O enunciado de Cristo sobre a continência por amor do Reino dos Céus é conciso e fundamental. No ensinamento de Paulo, como nos convenceremos dentro de pouco, podemos reconhecer uma relação com as palavras do Mestre; todavia, o significado da enunciaçãoii no seu conjunto é avaliado de maneira diversa. A grandeza do ensinamento de Paulo consiste em que ele, apresentando a verdade proclamada por Cristo em toda a sua autenticidade e identidade, dá-lhe um timbre próprio, em certo sentido a própria interpretação “pessoal”, mas que surgiu sobretudo das experiências da sua atividade apostólico-missionária, e talvez mesmo da necessidade de responder às perguntas concretas dos homens, a quem esta atividade era dirigida. E assim encontramos em Paulo o assunto da relação recíproca entre o matrimônio e o celibato ou a virgindade, como tema que solicitava as almas da primeira geração dos confessores de Cristo, a geração dos discípulos dos apóstolos, das primeiras comunidades cristãs. Isto acontecia para os convertidos do helenismo, portanto do paganismo, mais que do judaísmo; e isto pode explicar que o tema esteja presente especialmente numa epístola dirigida à comunidade de Corinto, a primeira.

2. O tom do enunciado inteiro é sem dúvida magisterial; todavia, o tom, como a linguagem, é também pastoral. Paulo ensina a doutrina transmitida pelo Mestre aos apóstolos e, ao mesmo tempo, mantém uma espécie de colóquio contínuo com os destinatários da sua epístola sobre o tema em questão.
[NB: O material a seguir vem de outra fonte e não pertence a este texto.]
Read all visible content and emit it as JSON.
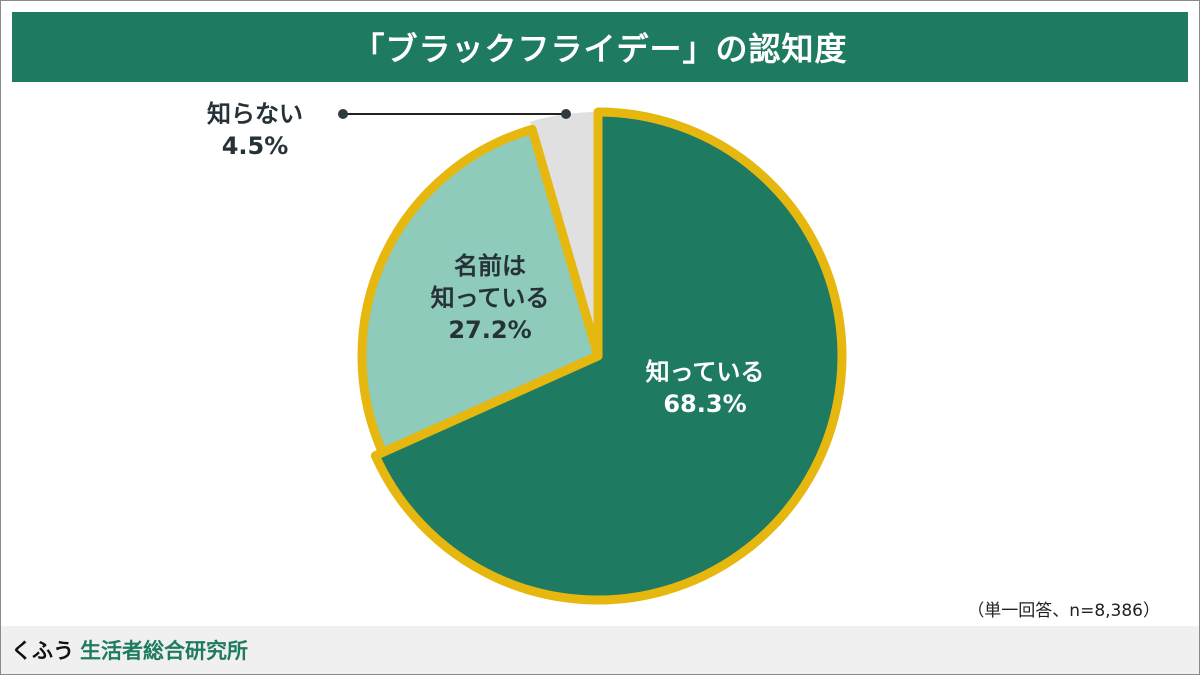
{
  "title": "「ブラックフライデー」の認知度",
  "note": "（単一回答、n=8,386）",
  "footer": {
    "brand": "くふう",
    "org": "生活者総合研究所"
  },
  "colors": {
    "header": "#1f7a62",
    "known": "#1f7a62",
    "name_only": "#8ecbbb",
    "unknown": "#e0e0e0",
    "outline": "#e6b80f"
  },
  "chart_data": {
    "type": "pie",
    "title": "「ブラックフライデー」の認知度",
    "unit": "%",
    "slices": [
      {
        "label": "知っている",
        "value": 68.3,
        "display": "68.3%",
        "color": "#1f7a62"
      },
      {
        "label": "名前は知っている",
        "label_lines": [
          "名前は",
          "知っている"
        ],
        "value": 27.2,
        "display": "27.2%",
        "color": "#8ecbbb"
      },
      {
        "label": "知らない",
        "value": 4.5,
        "display": "4.5%",
        "color": "#e0e0e0"
      }
    ]
  }
}
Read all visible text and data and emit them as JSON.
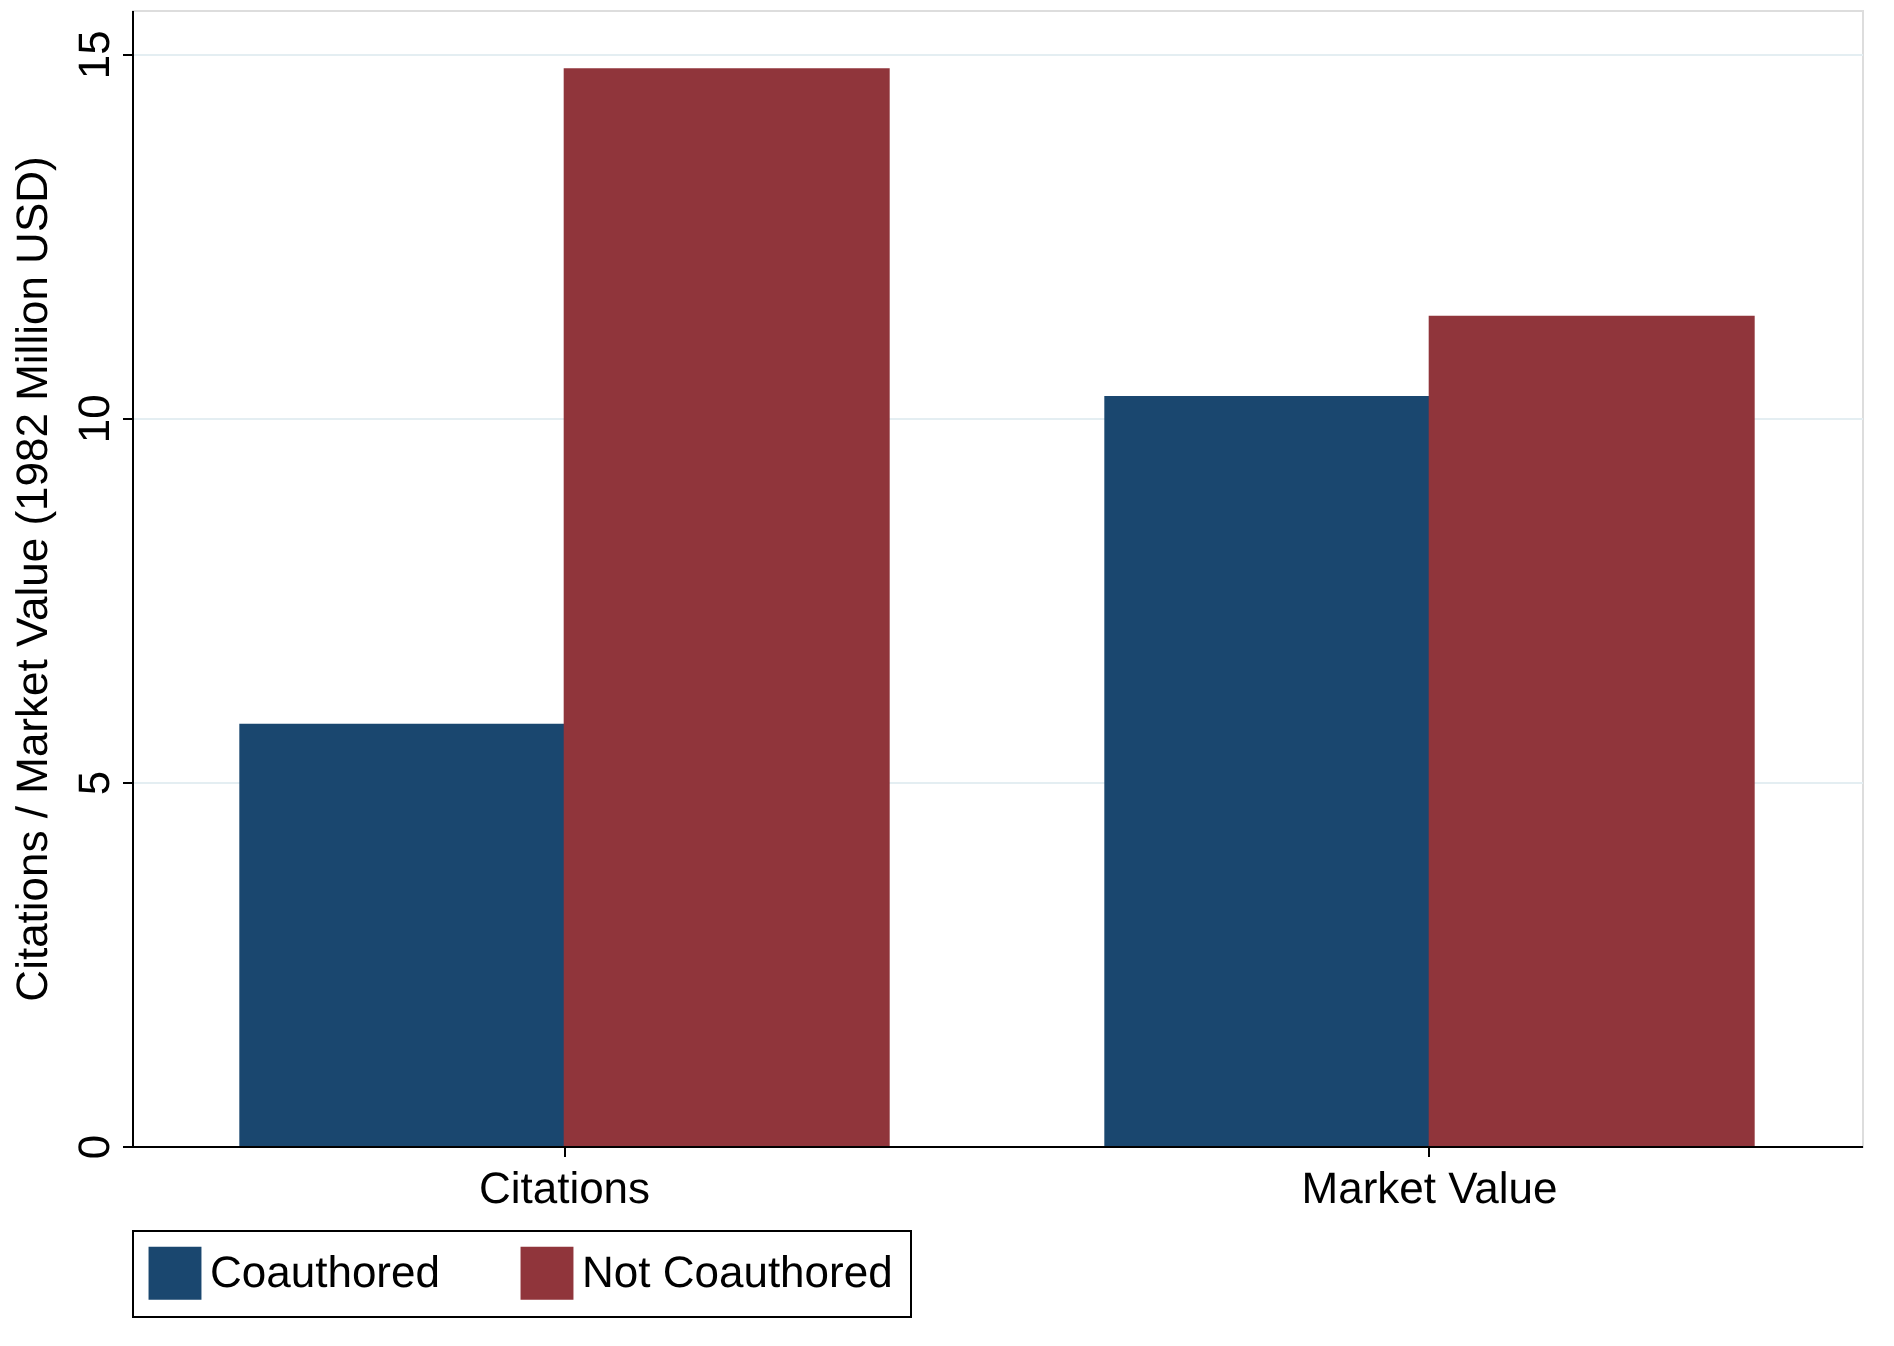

Fala como um clássico mestre de moral, enfrentando e resolvendo problemas de consciência, e por isso os moralistas gostam de recorrer de preferência aos esclarecimentos e às deliberações desta Primeira Epístola aos Coríntios (capítulo 7). É necessário, porém, recordar que a base última daquelas deliberações foi procurada na vida e no ensinamento do próprio Cristo.

3. O apóstolo sublinha, com grande clareza, que a virgindade, ou seja, a continência voluntária, deriva exclusivamente de um conselho e não de um mandamento: “No que se refere às pessoas virgens, não tenho mandamento do Senhor, dou porém o meu parecer”. Paulo dá este conselho ou parecer “como quem alcançou do Senhor misericórdia, para ser fidedigno”iii. Como se vê das palavras citadas, o Apóstolo distingue, do mesmo modo que o Evangelhoiv, entre conselho e mandamento. Ele, com base na regra “doutrinal” da compreensão do ensinamento proclamado, quer aconselhar, deseja dar conselhos pessoais aos homens que se dirigem a ele. Assim, portanto, o “conselho” tem claramente na Primeira Epístola aos Coríntios (cap. 7) dois significados diversos. O Autor afirma que a virgindade é um conselho e não um mandamento, e simultaneamente dá conselhos tanto às pessoas já casadas como àquelas que devem tomar ainda uma decisão a este propósito, e por último a todas as que se encontram no estado de viuvez. A problemática é substancialmente igual à que se nos depara em todo o enunciado de Cristo referido por Mateusv: primeiro sobre o matrimônio e a sua indissolubilidade, e depois sobre a continência voluntária por amor do Reino dos Céus. Todavia, o estilo de tal problemática é bem próprio: é de Paulo.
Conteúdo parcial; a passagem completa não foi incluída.